Now let's get past my beginner's view and hear the conventional wisdom. There was no river gorge here before the eruption. The Bishop tuff (volcanic rock) erupts 760ka bp and deposits scorching ash to great depth here. The ash is so hot it melts itself together into solid rock. Springs percolate up from below (vertical cooling lines this time instead of horizontal ones as I imagined). Where water appears at the surface it deposits its dissolved minerals as "tufa mounds" (maybe visible on the photo). A lake forms back up north in the Long Valley caldera. Some time later the lake cuts thru the south wall of the caldera and erodes the Owens gorge exposing the rosettes. Next time I go there I'll need to examine the rosettes with great care to try to see whether they originate from vertical or horizontal lines.
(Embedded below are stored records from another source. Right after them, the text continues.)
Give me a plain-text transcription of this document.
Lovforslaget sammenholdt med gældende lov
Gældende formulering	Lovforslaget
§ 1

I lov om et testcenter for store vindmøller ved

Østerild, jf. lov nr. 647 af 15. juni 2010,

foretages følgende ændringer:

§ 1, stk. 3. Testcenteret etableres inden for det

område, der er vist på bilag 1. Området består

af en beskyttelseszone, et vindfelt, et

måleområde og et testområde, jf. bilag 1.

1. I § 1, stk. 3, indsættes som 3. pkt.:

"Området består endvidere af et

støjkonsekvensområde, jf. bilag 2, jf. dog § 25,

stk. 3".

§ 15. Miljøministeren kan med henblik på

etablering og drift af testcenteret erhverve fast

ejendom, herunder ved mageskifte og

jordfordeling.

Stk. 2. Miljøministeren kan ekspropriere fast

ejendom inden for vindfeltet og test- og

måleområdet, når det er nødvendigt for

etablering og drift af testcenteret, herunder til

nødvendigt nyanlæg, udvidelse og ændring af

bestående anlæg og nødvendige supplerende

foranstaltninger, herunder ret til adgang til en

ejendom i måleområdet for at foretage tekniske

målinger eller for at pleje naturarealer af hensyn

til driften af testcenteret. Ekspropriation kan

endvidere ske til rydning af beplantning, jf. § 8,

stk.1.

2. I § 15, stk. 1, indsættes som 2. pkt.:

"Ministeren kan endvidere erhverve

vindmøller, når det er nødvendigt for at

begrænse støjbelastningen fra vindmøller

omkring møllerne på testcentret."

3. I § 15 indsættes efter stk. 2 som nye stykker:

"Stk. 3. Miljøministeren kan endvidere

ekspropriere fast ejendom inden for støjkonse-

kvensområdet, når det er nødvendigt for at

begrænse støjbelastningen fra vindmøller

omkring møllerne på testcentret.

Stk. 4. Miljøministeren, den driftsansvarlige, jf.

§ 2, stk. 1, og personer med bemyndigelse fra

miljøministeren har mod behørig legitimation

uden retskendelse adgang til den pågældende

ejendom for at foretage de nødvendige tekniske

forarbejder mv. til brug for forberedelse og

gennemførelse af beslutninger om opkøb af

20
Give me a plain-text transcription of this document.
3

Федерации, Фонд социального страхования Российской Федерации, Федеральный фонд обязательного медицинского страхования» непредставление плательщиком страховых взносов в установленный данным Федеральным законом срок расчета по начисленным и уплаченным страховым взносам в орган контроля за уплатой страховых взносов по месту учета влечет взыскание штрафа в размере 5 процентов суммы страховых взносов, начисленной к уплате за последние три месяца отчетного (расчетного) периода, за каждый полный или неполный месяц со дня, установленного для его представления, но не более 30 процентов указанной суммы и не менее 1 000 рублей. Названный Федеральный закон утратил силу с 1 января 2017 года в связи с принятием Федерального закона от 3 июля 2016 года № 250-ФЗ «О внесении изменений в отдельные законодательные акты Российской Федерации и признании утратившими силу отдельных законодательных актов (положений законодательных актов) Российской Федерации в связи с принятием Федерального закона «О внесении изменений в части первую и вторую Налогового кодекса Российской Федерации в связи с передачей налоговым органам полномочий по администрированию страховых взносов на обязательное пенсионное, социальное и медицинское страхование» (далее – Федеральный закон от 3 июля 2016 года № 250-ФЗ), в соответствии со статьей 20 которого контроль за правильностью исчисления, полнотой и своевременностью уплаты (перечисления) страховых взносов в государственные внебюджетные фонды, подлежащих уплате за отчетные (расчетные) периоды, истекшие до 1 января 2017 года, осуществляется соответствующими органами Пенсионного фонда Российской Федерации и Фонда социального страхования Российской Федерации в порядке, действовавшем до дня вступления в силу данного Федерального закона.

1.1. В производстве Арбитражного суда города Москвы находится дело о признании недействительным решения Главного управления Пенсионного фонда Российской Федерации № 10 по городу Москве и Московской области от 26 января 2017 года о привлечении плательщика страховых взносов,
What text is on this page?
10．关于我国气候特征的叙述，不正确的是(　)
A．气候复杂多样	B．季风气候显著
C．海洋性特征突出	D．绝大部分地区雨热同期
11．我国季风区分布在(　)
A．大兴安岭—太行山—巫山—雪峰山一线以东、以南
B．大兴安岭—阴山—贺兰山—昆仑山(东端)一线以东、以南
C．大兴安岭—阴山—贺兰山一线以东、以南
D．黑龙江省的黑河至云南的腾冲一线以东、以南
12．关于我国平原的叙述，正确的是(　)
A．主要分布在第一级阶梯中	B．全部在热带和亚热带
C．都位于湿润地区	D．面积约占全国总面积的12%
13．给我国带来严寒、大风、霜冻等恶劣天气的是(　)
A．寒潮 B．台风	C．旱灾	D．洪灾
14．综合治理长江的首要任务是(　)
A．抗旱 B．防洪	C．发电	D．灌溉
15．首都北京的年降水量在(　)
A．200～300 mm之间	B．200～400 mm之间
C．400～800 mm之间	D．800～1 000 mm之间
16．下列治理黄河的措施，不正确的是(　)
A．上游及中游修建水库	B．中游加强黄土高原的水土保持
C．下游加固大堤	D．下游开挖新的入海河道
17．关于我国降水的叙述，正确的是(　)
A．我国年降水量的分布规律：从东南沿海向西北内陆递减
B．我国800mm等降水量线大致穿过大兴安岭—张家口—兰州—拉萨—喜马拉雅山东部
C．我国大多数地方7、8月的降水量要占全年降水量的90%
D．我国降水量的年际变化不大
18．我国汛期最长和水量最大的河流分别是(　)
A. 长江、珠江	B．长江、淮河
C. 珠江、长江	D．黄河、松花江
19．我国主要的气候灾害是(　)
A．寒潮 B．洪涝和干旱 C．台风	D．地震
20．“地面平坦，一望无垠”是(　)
The Owens River gorge is at a much lower altitude than our previous locations. I recommend an early morning visit (with some cool) or a late afternoon visit (with some shade). Start about 10 miles north of Bishop on 395. Turn east on Gorge Road (small street sign)(or turnoff to gorge power plant). After about a half mile the road dead ends at a spectacular pipeline -- water to Los Angeles. Turn north. At exactly 6 miles, the road forks. Take the right fork. You will soon start dropping into the gorge. There will be a locked gate and many parked cars. The cars belong to rock climbers and fisherman. Park and follow them down the road past the gate.
We were thrilled with our campsite midjourney among the trees by the creek. No strangers there. Creekside tent sites for each of us. It was Memorial Day weekend. Nobody was here because it isn't marked. And it isn't marked because there are no toilets so it isn't suitable for intensive use. To keep it nice and clean we agreed not to tell anyone where it is, except that we might return here ourselves with our families. You are family, right? You have a latrine shovel, right? Then ask me directions. Enjoy!